The cost of the Vitagene kit is competitive with other leading DNA kits, costing $99 for the health and ancestry report version. The $99 kit includes ancestry information, and a detailed report with recommendations for fitness, diet and recommended supplements. For an extra $50, you can get a one-month supply of the “smart supplements.” For $249, you get the DNA test and reports, plus a three-month supply of supplements.

DNA Collection Kit

The “smart supplements” are a personalized regimen of pills, based on the DNA test, lifestyle factors, medications and medical history. “We reference the latest research from our carefully vetted scientific database to make sure you get the supplements that are safe, effective and optimal for you,” the website states. Supplements come as a 30-day supply in sealed daily packs.
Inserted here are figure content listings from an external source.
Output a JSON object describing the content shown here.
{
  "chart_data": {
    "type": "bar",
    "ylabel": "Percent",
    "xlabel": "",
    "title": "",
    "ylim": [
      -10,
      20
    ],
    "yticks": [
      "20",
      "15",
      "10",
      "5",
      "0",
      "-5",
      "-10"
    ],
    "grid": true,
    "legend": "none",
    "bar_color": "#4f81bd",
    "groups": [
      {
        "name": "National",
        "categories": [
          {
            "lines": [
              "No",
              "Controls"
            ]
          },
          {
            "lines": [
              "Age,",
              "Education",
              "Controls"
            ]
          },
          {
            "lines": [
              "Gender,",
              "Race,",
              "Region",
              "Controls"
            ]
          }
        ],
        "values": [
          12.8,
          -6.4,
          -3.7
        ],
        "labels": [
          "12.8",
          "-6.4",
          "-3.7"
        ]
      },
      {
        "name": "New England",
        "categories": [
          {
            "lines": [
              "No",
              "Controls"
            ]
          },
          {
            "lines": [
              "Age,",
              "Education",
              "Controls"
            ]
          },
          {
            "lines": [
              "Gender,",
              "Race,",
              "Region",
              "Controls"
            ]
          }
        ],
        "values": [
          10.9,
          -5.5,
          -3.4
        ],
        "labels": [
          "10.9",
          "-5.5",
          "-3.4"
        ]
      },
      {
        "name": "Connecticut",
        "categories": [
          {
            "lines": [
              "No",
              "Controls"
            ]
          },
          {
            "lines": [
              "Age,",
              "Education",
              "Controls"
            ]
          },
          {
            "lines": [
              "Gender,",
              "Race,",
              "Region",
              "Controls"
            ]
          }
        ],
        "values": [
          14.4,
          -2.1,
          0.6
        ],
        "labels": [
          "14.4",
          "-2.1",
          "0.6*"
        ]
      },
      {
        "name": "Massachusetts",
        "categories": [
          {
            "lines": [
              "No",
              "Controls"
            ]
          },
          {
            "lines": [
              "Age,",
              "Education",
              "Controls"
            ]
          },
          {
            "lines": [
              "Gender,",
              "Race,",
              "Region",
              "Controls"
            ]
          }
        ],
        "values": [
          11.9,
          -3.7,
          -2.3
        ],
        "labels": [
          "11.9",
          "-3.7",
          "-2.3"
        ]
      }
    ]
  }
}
The Vitagene DNA collection kit comes in a tidy box about the size of a Whitman’s chocolate sampler. The enclosed fold-out brochure includes clear step-by-step instructions with illustrations. The kit uses plastic cheek swabs with bristle tips to collect samples for DNA extraction. The instructions recommend swabbing inside each cheek for 60 seconds. That’s two minutes of swabbing for each of the two swabs. After completing the swabs, insert the tip into the tiny vial of preservative solution and snap it off at the indicated black line. Screw on the cap and shake the vial for five seconds. Repeat with the second swab. Drop the completed vials into the travel bag, drop it back into the box and mail it to the lab. I found the box a bit stiff and it did not close fully, so I secured the flap with shipping tape.
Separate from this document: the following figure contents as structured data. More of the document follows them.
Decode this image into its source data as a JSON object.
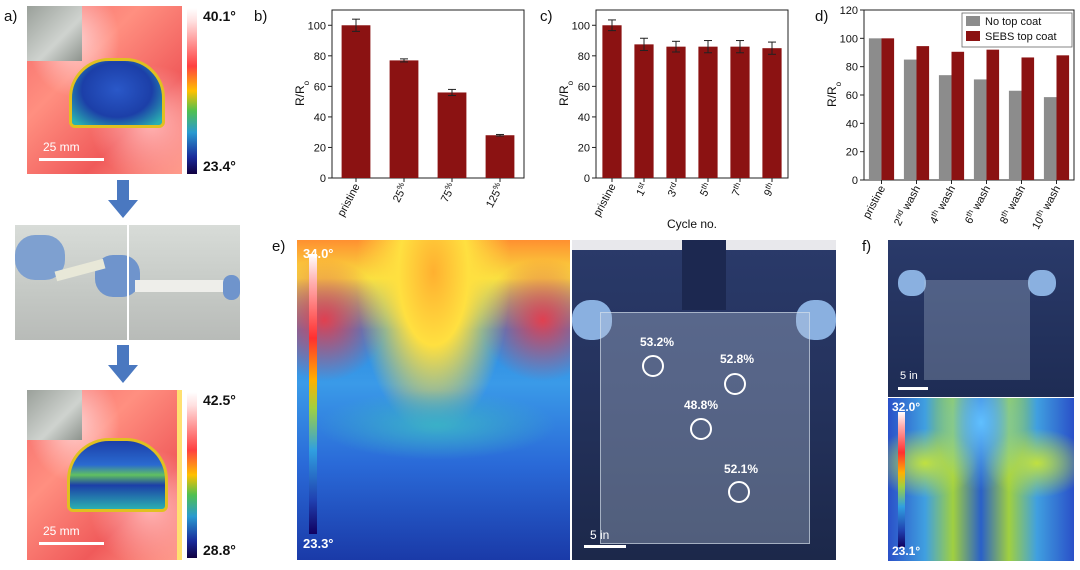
{
  "panel_labels": {
    "a": "a)",
    "b": "b)",
    "c": "c)",
    "d": "d)",
    "e": "e)",
    "f": "f)"
  },
  "panel_a": {
    "top": {
      "temp_max": "40.1°",
      "temp_min": "23.4°",
      "scale": "25 mm"
    },
    "bottom": {
      "temp_max": "42.5°",
      "temp_min": "28.8°",
      "scale": "25 mm"
    }
  },
  "panel_e": {
    "temp_max": "34.0°",
    "temp_min": "23.3°",
    "scale": "5 in",
    "readings": [
      "53.2%",
      "52.8%",
      "48.8%",
      "52.1%"
    ]
  },
  "panel_f": {
    "temp_max": "32.0°",
    "temp_min": "23.1°",
    "scale": "5 in"
  },
  "colors": {
    "bar_red": "#8b1212",
    "bar_gray": "#8c8c8c"
  },
  "chart_data": [
    {
      "id": "b",
      "type": "bar",
      "categories": [
        "pristine",
        "25%",
        "75%",
        "125%"
      ],
      "values": [
        100,
        77,
        56,
        28
      ],
      "errors": [
        4,
        1,
        2,
        0.5
      ],
      "ylabel": "R/R",
      "ylabel_sub": "o",
      "ylim": [
        0,
        110
      ],
      "yticks": [
        "0",
        "20",
        "40",
        "60",
        "80",
        "100"
      ],
      "tick_labels": [
        {
          "base": "pristine",
          "sup": ""
        },
        {
          "base": "25",
          "sup": "%"
        },
        {
          "base": "75",
          "sup": "%"
        },
        {
          "base": "125",
          "sup": "%"
        }
      ]
    },
    {
      "id": "c",
      "type": "bar",
      "categories": [
        "pristine",
        "1st",
        "3rd",
        "5th",
        "7th",
        "9th"
      ],
      "values": [
        100,
        87.5,
        86,
        86,
        86,
        85
      ],
      "errors": [
        3.5,
        4,
        3.5,
        4,
        4,
        4
      ],
      "xlabel": "Cycle no.",
      "ylabel": "R/R",
      "ylabel_sub": "o",
      "ylim": [
        0,
        110
      ],
      "yticks": [
        "0",
        "20",
        "40",
        "60",
        "80",
        "100"
      ],
      "tick_labels": [
        {
          "base": "pristine",
          "sup": ""
        },
        {
          "base": "1",
          "sup": "st"
        },
        {
          "base": "3",
          "sup": "rd"
        },
        {
          "base": "5",
          "sup": "th"
        },
        {
          "base": "7",
          "sup": "th"
        },
        {
          "base": "9",
          "sup": "th"
        }
      ]
    },
    {
      "id": "d",
      "type": "bar",
      "categories": [
        "pristine",
        "2nd wash",
        "4th wash",
        "6th wash",
        "8th wash",
        "10th wash"
      ],
      "series": [
        {
          "name": "No top coat",
          "values": [
            100,
            85,
            74,
            71,
            63,
            58.5
          ]
        },
        {
          "name": "SEBS top coat",
          "values": [
            100,
            94.5,
            90.5,
            92,
            86.5,
            88
          ]
        }
      ],
      "ylabel": "R/R",
      "ylabel_sub": "o",
      "ylim": [
        0,
        120
      ],
      "yticks": [
        "0",
        "20",
        "40",
        "60",
        "80",
        "100",
        "120"
      ],
      "legend": "top-right",
      "tick_labels": [
        {
          "base": "pristine",
          "sup": "",
          "tail": ""
        },
        {
          "base": "2",
          "sup": "nd",
          "tail": " wash"
        },
        {
          "base": "4",
          "sup": "th",
          "tail": " wash"
        },
        {
          "base": "6",
          "sup": "th",
          "tail": " wash"
        },
        {
          "base": "8",
          "sup": "th",
          "tail": " wash"
        },
        {
          "base": "10",
          "sup": "th",
          "tail": " wash"
        }
      ]
    }
  ]
}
Vitagene says it takes 4-6 weeks to generate the DNA reports. The Ancestry Report provides an estimate of your ethnic heritage based on 24 global regions. It does not include DNA relative matching, so if you’re looking to find new cousins based on DNA testing, you’ll want to look at a genealogy-based kit such as AncestryDNA, Family Tree DNA or 23andMe.
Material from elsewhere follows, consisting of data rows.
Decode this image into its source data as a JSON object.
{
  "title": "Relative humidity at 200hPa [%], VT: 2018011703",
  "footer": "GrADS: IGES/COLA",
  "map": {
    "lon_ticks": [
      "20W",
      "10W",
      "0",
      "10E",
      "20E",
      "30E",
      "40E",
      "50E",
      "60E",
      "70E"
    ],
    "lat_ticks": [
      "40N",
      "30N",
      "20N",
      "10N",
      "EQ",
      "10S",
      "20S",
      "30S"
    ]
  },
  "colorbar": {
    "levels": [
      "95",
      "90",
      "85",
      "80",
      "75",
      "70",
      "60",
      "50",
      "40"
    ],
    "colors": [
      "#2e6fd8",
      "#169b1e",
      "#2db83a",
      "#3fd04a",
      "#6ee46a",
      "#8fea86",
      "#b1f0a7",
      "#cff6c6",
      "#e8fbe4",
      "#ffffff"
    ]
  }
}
The Nutrition Report analyzes things like obesity risk, sensitivity to lactose and gluten, alcohol metabolism, emotional eating, sodium intake and more. Vitagene promises recommendations to help each person reach their health goals. The Exercise Report uses the DNA results to analyze muscle strength, blood pressure response, muscle cramps and other factors. It provides optimal recommended physical activities. Finally, the Supplementation Report outlines which nutritional deficiencies are most likely, and it provides a personalized supplement plan.

Conclusion

The Vitagene DNA kit is much more about lifestyle and health than ancestral history or genealogy. It should appeal to consumers looking to live healthier lives. Be aware of the long-term costs if you decide to start taking the customized daily vitamins. Consumers comfortable with this concept will get the most from the Vitagene system. Those who don’t want to shell out monthly cash for vitamins will still get good health advice. Serious genealogy buffs can get a good health education, but they won’t find the depth and breadth of genetic genealogy offered by other companies.